A cautionary tale on brokered deposits
The Federal Deposit Insurance Corp. is considering changing its rules governing brokered deposits, as American Banker recently reported. A number of bankers have urged the FDIC to liberalize the current rules so they might fund their banks more readily and extensively by purchasing money from deposit brokers. I would caution bankers and the FDIC to tread cautiously in this area.
Extraordinarily high interest rates during the late 1970s and early 1980s — when the prime lending rate reached a high of 21.5% — caused a massive outflow of deposits from banks and thrifts into money market funds, Treasury bills and other investments paying higher interest rates than banks and thrifts. Congress and the regulators were forced to eliminate deposit interest rates controls on banks and thrifts to prevent a meltdown of the industry due to massive deposit disintermediation.
Regrettably, deregulation of interest rates on deposits of $100,000 and above gave rise to the practice of money brokers raising vast sums of money from individuals, businesses, and even credit unions and bundling the funds for sale to the banks and thrifts that bid the highest price, which were nearly always the banks and thrifts that had the highest risk profile.
As the bank failure rate began its dramatic rise, we found an increasing number of failed banks had large amounts of fully insured brokered funds. We felt we had to take strong actions to stop this massive abuse of the deposit insurance system, which was intended to protect relatively small, unsophisticated depositors, not institutions sweeping up billions of dollars from investors to fund the reckless growth of high-risk banks and thrifts.
We addressed the problems on every front available to us, including publicizing the amount of brokered funds in each failed bank and naming the brokers that placed those funds. We took enforcement actions against banks making excessive use of brokered funds.
Our strongest and most controversial action was to adopt a regulation eliminating “pass-through” deposit insurance coverage on deposits by brokers. In short, we treated the broker as the depositor, not the broker’s customers. This meant that if a money broker placed $200 million in a bank, the broker was limited to $100,000 of insurance coverage.
Our intention was to allow the free market to operate. The brokers were sophisticated firms that were perfectly capable of analyzing the condition of the banks and thrifts in which they were placing vast sums of money. They could weigh risk versus reward, unlike the smaller depositors that the FDIC was created to protect.

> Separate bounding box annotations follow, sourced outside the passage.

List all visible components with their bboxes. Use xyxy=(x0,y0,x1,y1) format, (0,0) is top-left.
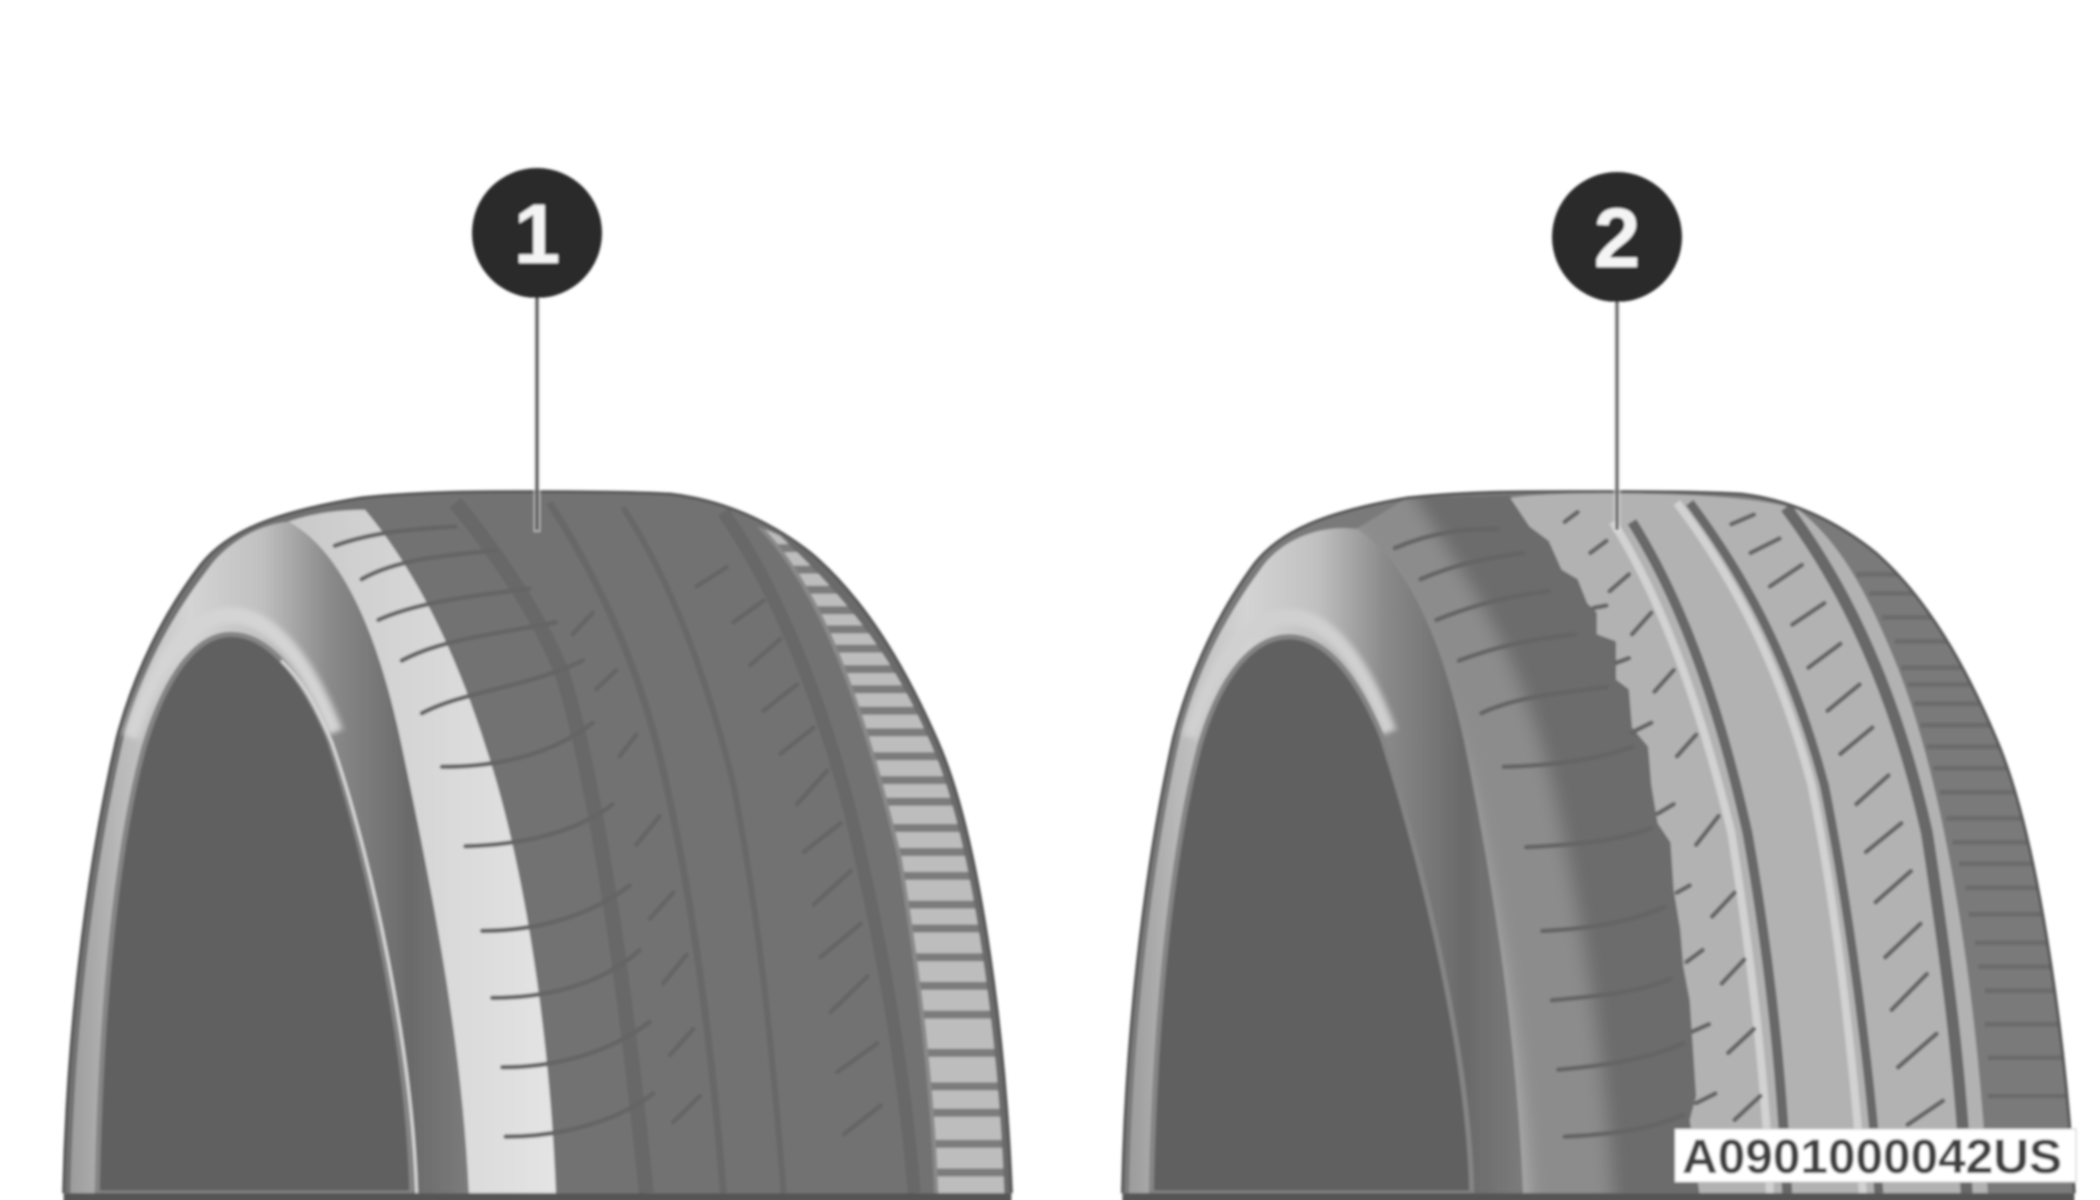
tire 1 bead arc xyxy=(131,615,335,737)
badge number 2: 2 xyxy=(1594,191,1640,285)
tire 1 ground band xyxy=(64,1193,1011,1200)
tire 1 rim highlight xyxy=(281,661,417,1193)
callout 1 xyxy=(472,168,602,532)
tire 2 worn light tread xyxy=(1510,493,1988,1193)
tire 2 silhouette xyxy=(1122,492,2074,1193)
tire 2 tread highlights xyxy=(1613,503,1863,1193)
tire 1 wheel opening xyxy=(97,634,412,1193)
tire 1 sidewall marks xyxy=(335,527,653,1137)
tire 1 tread sipes xyxy=(573,567,881,1134)
tire 2 shaded sidewall band xyxy=(1358,496,1698,1194)
tire 2 bead arc xyxy=(1190,617,1388,737)
callout 2 xyxy=(1552,172,1682,532)
tire 1 outline xyxy=(64,492,1011,1193)
figure code label: A0901000042US xyxy=(1682,1131,2062,1184)
leader line 2 xyxy=(1614,290,1620,532)
tire 2 outline xyxy=(1122,492,2074,1193)
leader line 1 xyxy=(534,290,540,532)
tire 1 silhouette xyxy=(64,492,1011,1193)
tire 2: tread wear indicator xyxy=(1122,431,2074,1200)
tire 1 light sidewall band xyxy=(288,510,556,1193)
tire 1 sidewall xyxy=(70,522,469,1193)
tire 2 tread grooves xyxy=(1632,503,1967,1193)
badge 1 xyxy=(472,168,602,298)
tire 2 tread sipes xyxy=(1565,512,1943,1125)
tire 2 ground band xyxy=(1122,1193,2074,1200)
tire 1 shoulder blocks xyxy=(758,527,1006,1195)
tire 2 sidewall marks xyxy=(1395,529,1683,1137)
tire 2 shoulder ribs xyxy=(1856,574,2068,1096)
tire 1: worn tread xyxy=(64,492,1018,1200)
tire 1 tread grooves xyxy=(455,503,914,1193)
badge number 1: 1 xyxy=(514,187,560,281)
tire 2 sidewall xyxy=(1129,528,1523,1193)
badge 2 xyxy=(1552,172,1682,302)
tire 2 wheel opening xyxy=(1151,637,1472,1193)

Money brokers contested the FDIC’s new regulation through every available means, including an intense media campaign and litigation. Regrettably, the Court of Appeals for the District of Columbia sided with the money brokers and ruled that the FDIC did not have the authority to interpret its law in this manner.
The floodgates were open. Money brokers raised hundreds of billions of dollars, collecting fees from investors. They placed the money in troubled banks and thrifts, collecting placement fees. Then they asked or required the recipient banks and thrifts to purchase junk bonds issued in corporate takeovers arranged by the money brokers and their friends.
It was the worst taxpayer scam in history, at least up to that point. We do not have accurate data because the FDIC stopped collecting the information after I left the agency at the end of 1985. But I have no doubt that the brokered deposit/junk bond scam needlessly cost taxpayers many tens of billions of dollars in the S&L fiasco.
It did not need to happen. We saw the problem coming, and we reacted to it quickly and strongly. We pleaded for help from Congress and got none. After taxpayers footed the $150 billion bill for cleaning up the S&L mess, Congress finally addressed the brokered deposit issue. It restricted the use of brokered funds by banks and thrifts that fell to unsatisfactory capital levels. In other words, Congress allowed the regulators to close the barn door after the horses were gone.
Here we sit over 30 years after this problem surfaced and after it again caused very substantial losses to the FDIC in the latest crisis. When are we going to summon the courage to solve this problem?
I know that the usage of brokered funds has become more sophisticated and complex in the past decade or two, but surely we can find ways to substantially curtail the abuses. With the deposit insurance limit now set at $250,000 there is even less justification to allow schemes to further expand the coverage.
Good bankers running sound and profitable institutions will inevitably bear the cost of expanding FDIC coverage of brokered deposits. Broker activity will run up the cost of funding for all banks and many banks will engage is higher-risk lending to cover the higher cost of funding. And when the next downturn comes, the FDIC will incur more substantial losses, which the sound banks that survive will be required to absorb.
The banking industry was forced to cover the $150 billion cost of cleaning up the S&L industry in the 1990s. Do bankers really want to go back to that future?